A New Jersey woman faces murder charges after allegedly enlisting her son and his friend to brutally kill her daughter and husband 25 years ago by promising them a cut of his life-insurance policy.
Dolores Morgan, 66, and her 47-year-old son, Ted Connors, were indicted by a grand jury Wednesday evening on seven counts, including murder and conspiracy, in relation to the 1994 stabbing death of Ana Mejia and the fatal shooting of Nicholas Connors in May 1995, the Monmouth County Prosecutor’s Office told The Daily Beast.
Prosecutors allege that while Connors murdered his father and sister with his best friend, Jose Carrero, Morgan was the true mastermind behind the scheme. After her husband was killed, Morgan allegedly collected a $200,000 life-insurance policy and moved to Florida with her son.
“Killing for money and drugs, the state’s position, you cannot get more violent,” prosecutor Meghan Doyle said at the pair’s detention hearing after their original arrest in January. “[Morgan] has done nothing but hide her involvement and manipulate the system to ensure she was protected.”
Last week, Carrero, 48, pleaded guilty to two counts of conspiracy to commit murder, admitting that both murder plots were hatched on Morgan’s New Jersey kitchen table and that he had witnessed both of the slayings. He is expected to be sentenced to up to 20 years in state prison for his role in the gruesome schemes and has agreed to testify against his former accomplices.
Carrero told Superior Court Judge Ellen Torregrossa-O’Connor in February that Morgan offered him up to $3,000 to kill her daughter, Meija, because she believed the 24-year-old had alerted police about her drug dealing, according to the Asbury Park Press.
The 48-year-old admitted he held Mejia down and covered her face with his hand, while Connors stabbed his sister to death. Her two children, ages 3 and 1 at the time, were present at the apartment but were left unharmed.
Mejia, 24, was found dead inside her Long Branch apartment on Dec. 8, 1994, where she had been stabbed 23 times, authorities said. A white substance was found smeared across her mouth and nose—which was eventually determined to be baby formula, prosecutors said.
Five months later, Carrero said Morgan asked for his help again: to help her son murder her husband so they collect his life-insurance policy.
Prosecutors said that Nicolas Connors, 51, was found dead on a sofa in his Long Branch home with “multiple gunshot wounds to the head” on May 14, 1995. According to Carrero, Conners retrieved a gun and cut a hole through the screen door to make the crime look like a robbery gone wrong.

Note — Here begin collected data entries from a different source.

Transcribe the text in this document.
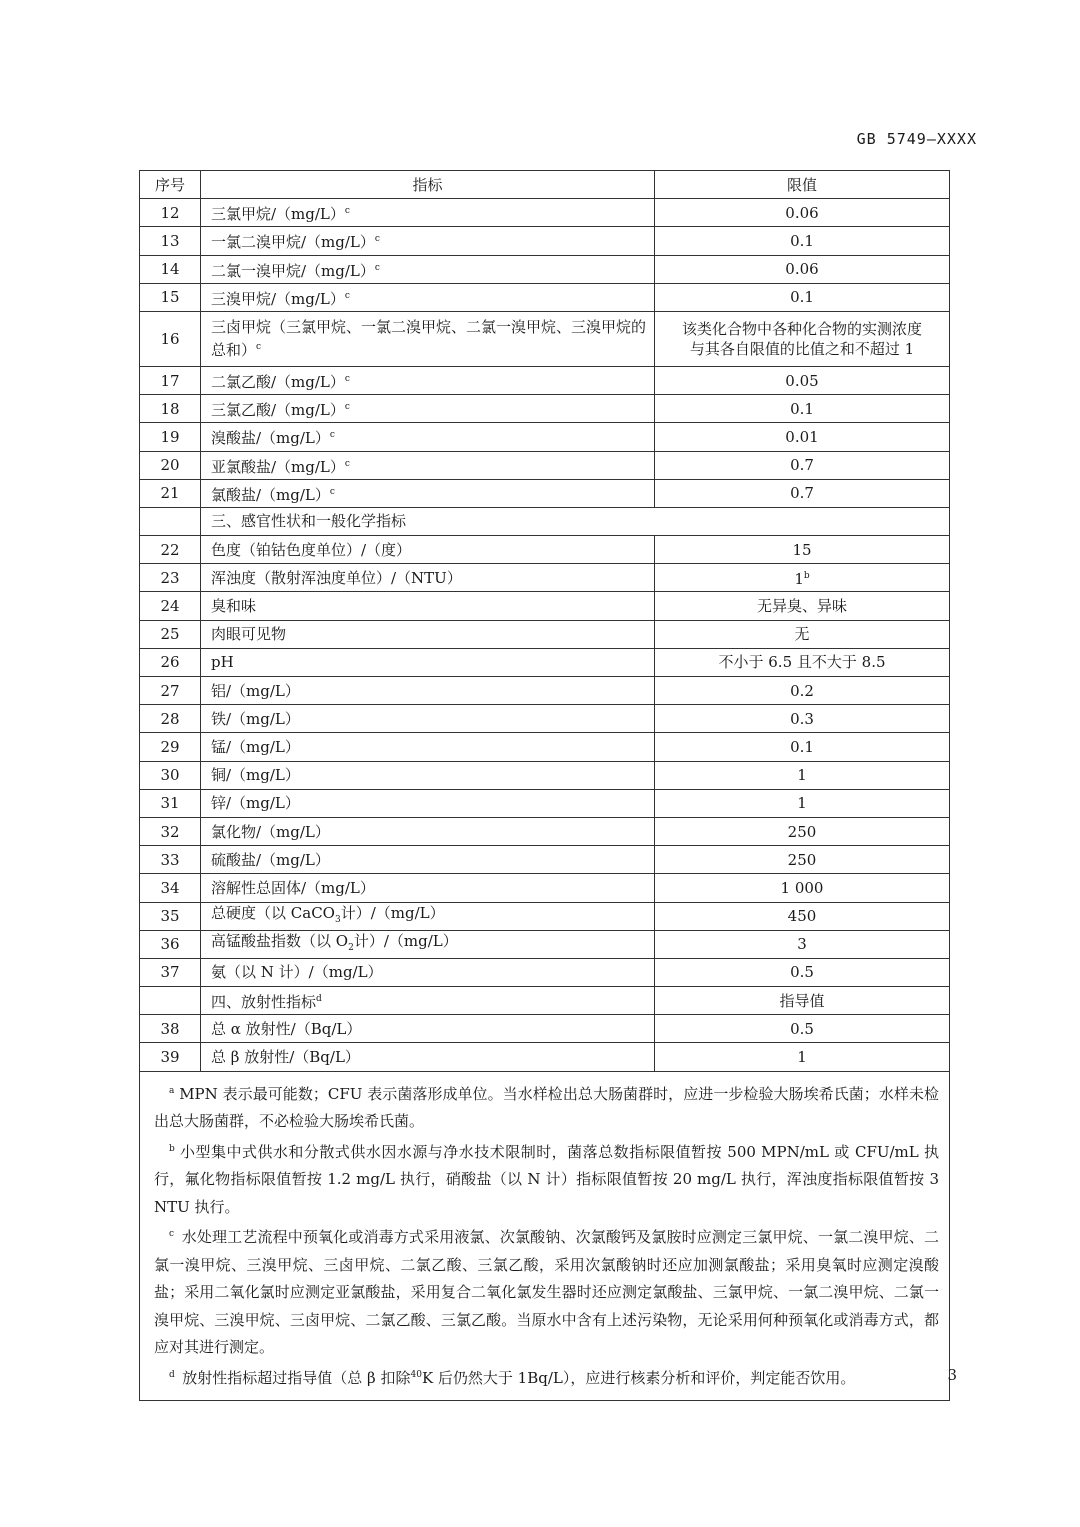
GB 5749—XXXX
序号	指标	限值
12	三氯甲烷$/(mg/L)^c$	0.06
13	一氯二溴甲烷$/(mg/L)^c$	0.1
14	二氯一溴甲烷$/(mg/L)^c$	0.06
15	三溴甲烷$/(mg/L)^c$	0.1
16	三卤甲烷（三氯甲烷、一氯二溴甲烷、二氯一溴甲烷、三溴甲烷的总和）$^c$	该类化合物中各种化合物的实测浓度
与其各自限值的比值之和不超过 1

17	二氯乙酸$/(mg/L)^c$	0.05
18	三氯乙酸$/(mg/L)^c$	0.1
19	溴酸盐$/(mg/L)^c$	0.01
20	亚氯酸盐$/(mg/L)^c$	0.7
21	氯酸盐$/(mg/L)^c$	0.7
	三、感官性状和一般化学指标	
22	色度（铂钴色度单位）/（度）	15
23	浑浊度（散射浑浊度单位）/（NTU）	1$^b$
24	臭和味	无异臭、异味
25	肉眼可见物	无
26	pH	不小于 6.5 且不大于 8.5
27	铝/（mg/L）	0.2
28	铁/（mg/L）	0.3
29	锰/（mg/L）	0.1
30	铜/（mg/L）	1
31	锌/（mg/L）	1
32	氯化物/（mg/L）	250
33	硫酸盐/（mg/L）	250
34	溶解性总固体/（mg/L）	1 000
35	总硬度（以 CaCO$_3$计）/（mg/L）	450
36	高锰酸盐指数（以 $O_2$计）/（mg/L）	3
37	氨（以 N 计）/（mg/L）	0.5
	四、放射性指标$^d$	指导值
38	总 α 放射性/（Bq/L）	0.5
39	总 β 放射性/（Bq/L）	1

 $^a$ MPN 表示最可能数；CFU 表示菌落形成单位。当水样检出总大肠菌群时，应进一步检验大肠埃希氏菌；水样未检出总大肠菌群，不必检验大肠埃希氏菌。

 $^b$ 小型集中式供水和分散式供水因水源与净水技术限制时，菌落总数指标限值暂按 500 MPN/mL 或 CFU/mL 执行，氟化物指标限值暂按 1.2 mg/L 执行，硝酸盐（以 N 计）指标限值暂按 20 mg/L 执行，浑浊度指标限值暂按 3 NTU 执行。

 $^c$  水处理工艺流程中预氧化或消毒方式采用液氯、次氯酸钠、次氯酸钙及氯胺时应测定三氯甲烷、一氯二溴甲烷、二氯一溴甲烷、三溴甲烷、三卤甲烷、二氯乙酸、三氯乙酸，采用次氯酸钠时还应加测氯酸盐；采用臭氧时应测定溴酸盐；采用二氧化氯时应测定亚氯酸盐，采用复合二氧化氯发生器时还应测定氯酸盐、三氯甲烷、一氯二溴甲烷、二氯一溴甲烷、三溴甲烷、三卤甲烷、二氯乙酸、三氯乙酸。当原水中含有上述污染物，无论采用何种预氧化或消毒方式，都应对其进行测定。

 $^d$  放射性指标超过指导值（总 β 扣除$^{40}$K 后仍然大于 1Bq/L），应进行核素分析和评价，判定能否饮用。			3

“Dolores Connors wanted him killed for insurance purposes,”' Carrero said.
After the murder, Morgan allegedly cashed the $200,000 insurance policy—which Carrero said she originally believed was worth $1 million—and moved with her son to Florida.
Morgan, Connors, and his then-girlfriend traveled to the Dominican Republic after the second murder, prosecutors said. During the trip, Connors’ ex-girlfriend told authorities that Morgan said, “We already have two deaths on our hands. We can’t afford another. We can’t afford the police snooping around our house again.”
Morgan’s attorney, Jason Seidman, told The Daily Beast on Thursday his client has been cooperative with police “to help capture the killer or killers who took her husband and daughter” and maintains “her innocence as she has for over 25 years.”
“She has waited for 25 years to have those responsible brought to justice,” he said, noting that while he normally does not comment on ongoing cases, the state’s decision to put “every moment of this case before the media thus far” has compelled him to speak out.
Seidman insisted that Carrero’s “completely inconsistent” confession does not accurately state the chain of events.
“They have chosen to run with his story, and turn a blind eye to facts and reason,” he said. “There are no less than 8 people who had either greater motive or better opportunity to commit these murders, including several drug dealers who were out large amounts of money or drugs, based upon the actions of the victim and her boyfriend one week prior to her murder.”